Salary data from the U.S. Bureau of Labor Statistics Occupational Employment and Wage Statistics program. A guide, not a guarantee.

Recruiter vs. Reality

The pitch versus what people who actually did the job report back.

25CRadio Operator-Maintainer
What the Recruiter Says

You'll operate and maintain Army tactical radio systems from squad-level to brigade — SINCGARS, Harris Falcon III, AN/PRC-117, and the satellite-capable systems that keep units connected when commercial infrastructure doesn't exist. Radio operators are embedded at every level from platoon upward, so you'll work closely with leadership and develop a broad tactical picture. CompTIA Network+ and Security+ certifications complement the Army training and accelerate the transition to civilian IT and telecommunications jobs. Every infantry and armor battalion needs 25Cs.

What It's Actually Like

You operate radios. Specifically, you operate SINCGARS, AN/PRC-117, AN/PRC-152, AN/PRC-163, and whatever other radios your unit has been issued, supplemented by whatever radios have been 'acquired' through channels your S6 doesn't need to know about. The communication plan for any operation is your domain, and when the net goes down during an operation, you are the person everyone looks at while also talking at you simultaneously to tell you the net is down, which you know, and asking why, which you are currently determining. PMCS on communication equipment is thorough but the equipment is generally more reliable than other Army systems because people have been motivated to maintain it. The ruck weight that comes with being the comms soldier — radios, batteries, antennas, crypto fills — is its own exercise program.
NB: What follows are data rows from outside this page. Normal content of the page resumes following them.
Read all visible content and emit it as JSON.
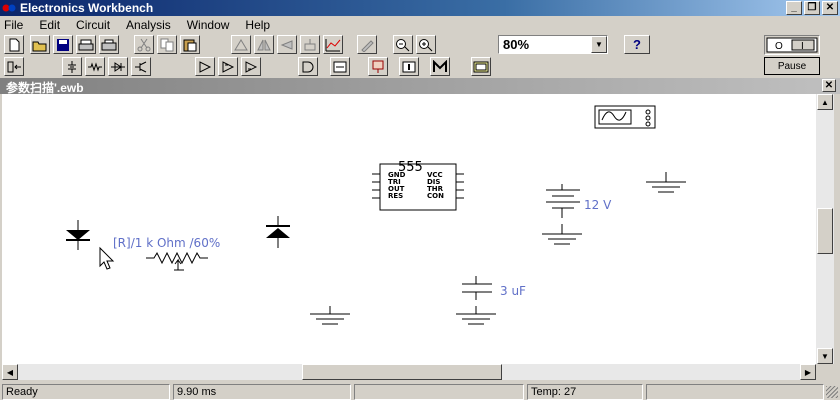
{
  "window": {
    "title": "Electronics Workbench"
  },
  "menu": [
    "File",
    "Edit",
    "Circuit",
    "Analysis",
    "Window",
    "Help"
  ],
  "toolbar": {
    "zoom": "80%",
    "help_label": "?",
    "pause_label": "Pause"
  },
  "document": {
    "title": "参数扫描'.ewb"
  },
  "circuit": {
    "ic_number": "555",
    "ic_pins_left": [
      "GND",
      "TRI",
      "OUT",
      "RES"
    ],
    "ic_pins_right": [
      "VCC",
      "DIS",
      "THR",
      "CON"
    ],
    "resistor_label": "[R]/1 k Ohm /60%",
    "battery_label": "12 V",
    "capacitor_label": "3 uF"
  },
  "status": {
    "state": "Ready",
    "time": "9.90 ms",
    "temp": "Temp:  27"
  },
  "colors": {
    "title_bar": "#0a246a",
    "label_color": "#6070c8"
  }
}
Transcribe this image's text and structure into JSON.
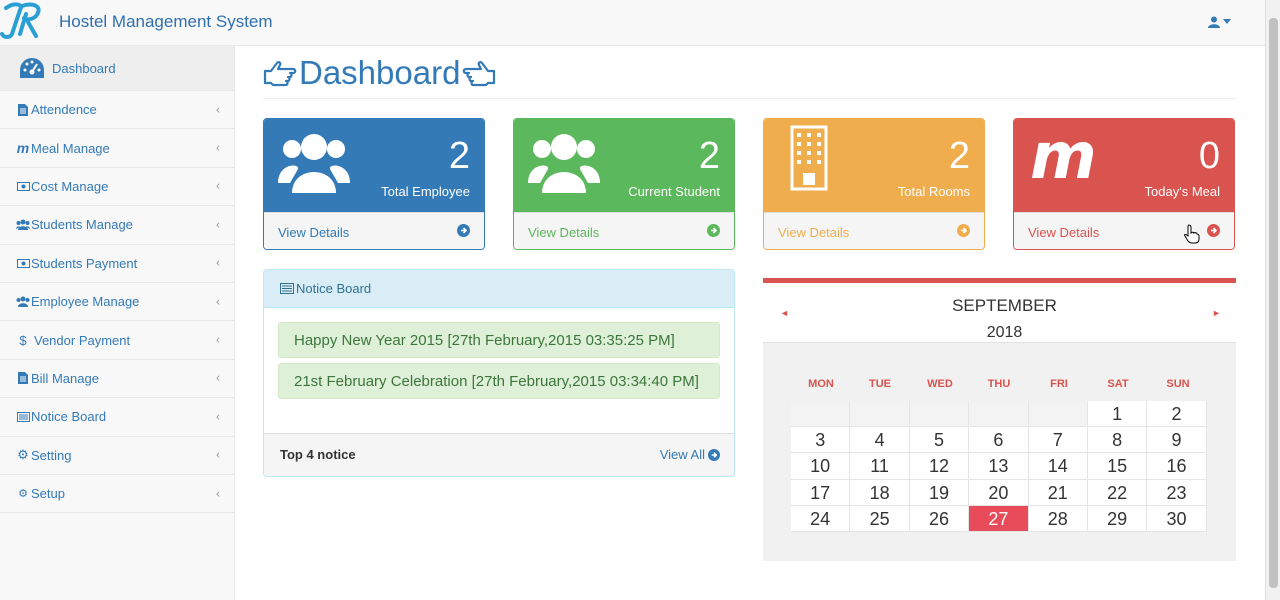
{
  "app": {
    "brand": "Hostel Management System"
  },
  "sidebar": {
    "items": [
      {
        "label": "Dashboard",
        "icon": "tachometer-icon"
      },
      {
        "label": "Attendence",
        "icon": "file-icon"
      },
      {
        "label": "Meal Manage",
        "icon": "meal-m-icon"
      },
      {
        "label": "Cost Manage",
        "icon": "money-icon"
      },
      {
        "label": "Students Manage",
        "icon": "users-icon"
      },
      {
        "label": "Students Payment",
        "icon": "money-icon"
      },
      {
        "label": "Employee Manage",
        "icon": "users-icon"
      },
      {
        "label": "Vendor Payment",
        "icon": "dollar-icon"
      },
      {
        "label": "Bill Manage",
        "icon": "file-icon"
      },
      {
        "label": "Notice Board",
        "icon": "list-icon"
      },
      {
        "label": "Setting",
        "icon": "gear-icon"
      },
      {
        "label": "Setup",
        "icon": "gears-icon"
      }
    ]
  },
  "page": {
    "title": "Dashboard"
  },
  "stats": [
    {
      "value": "2",
      "label": "Total Employee",
      "link": "View Details",
      "color": "#337ab7"
    },
    {
      "value": "2",
      "label": "Current Student",
      "link": "View Details",
      "color": "#5cb85c"
    },
    {
      "value": "2",
      "label": "Total Rooms",
      "link": "View Details",
      "color": "#f0ad4e"
    },
    {
      "value": "0",
      "label": "Today's Meal",
      "link": "View Details",
      "color": "#d9534f"
    }
  ],
  "notice": {
    "heading": "Notice Board",
    "items": [
      "Happy New Year 2015 [27th February,2015 03:35:25 PM]",
      "21st February Celebration [27th February,2015 03:34:40 PM]"
    ],
    "footer_label": "Top 4 notice",
    "view_all": "View All"
  },
  "calendar": {
    "month": "SEPTEMBER",
    "year": "2018",
    "weekdays": [
      "MON",
      "TUE",
      "WED",
      "THU",
      "FRI",
      "SAT",
      "SUN"
    ],
    "today": "27",
    "accent": "#e84c5a"
  }
}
Your civilian translation requires some effort: Ham radio licensing, CompTIA Network+, and telecommunications technician roles are accessible paths. The federal contractor market for cleared comms specialists is real. The trick is translating 'I operated SINCGARS' into language a civilian hiring manager understands, which is where a veteran-focused resume writer earns their fee.

255NNetwork Operations Warrant Officer
What the Recruiter Says

You'll manage Army tactical and garrison network infrastructure — the switches, routers, and transport systems that every other Army capability runs on. Network management at the warrant officer level means technical authority across complex multi-domain environments where the enemy is both the terrain and any nation-state that wants the network down. Your TS clearance plus the CCNP or CCIE-equivalent knowledge plus Army operational experience is a hiring profile that federal IT contractors specifically target. Enterprise network architect and senior network engineer positions at cleared firms pay substantially more than the Army does.

What It's Actually Like

As a 255N you own the network — the JNN, the HCLOS, the VSAT, the VoIP, all of it — and when it works nobody thanks you and when it goes down you're the most popular person in the TOC for all the wrong reasons. Network management at the warrant level means you're the person who actually understands the architecture while the officers understand the slides about the architecture. The technical depth is real and the certifications you can accumulate — CCNP, Security+, CISSP — are valuable. The Army network environment is challenging not because the technology is cutting edge but because the integration requirements across legacy and modern systems are genuinely complex. CGSG, NETCOM, and unit requirements will pull you in different directions. The civilian networking market is excellent. The DoD contractor world will pay you significantly more to do a similar job. This is a career where staying technically current despite Army training budgets requires personal initiative.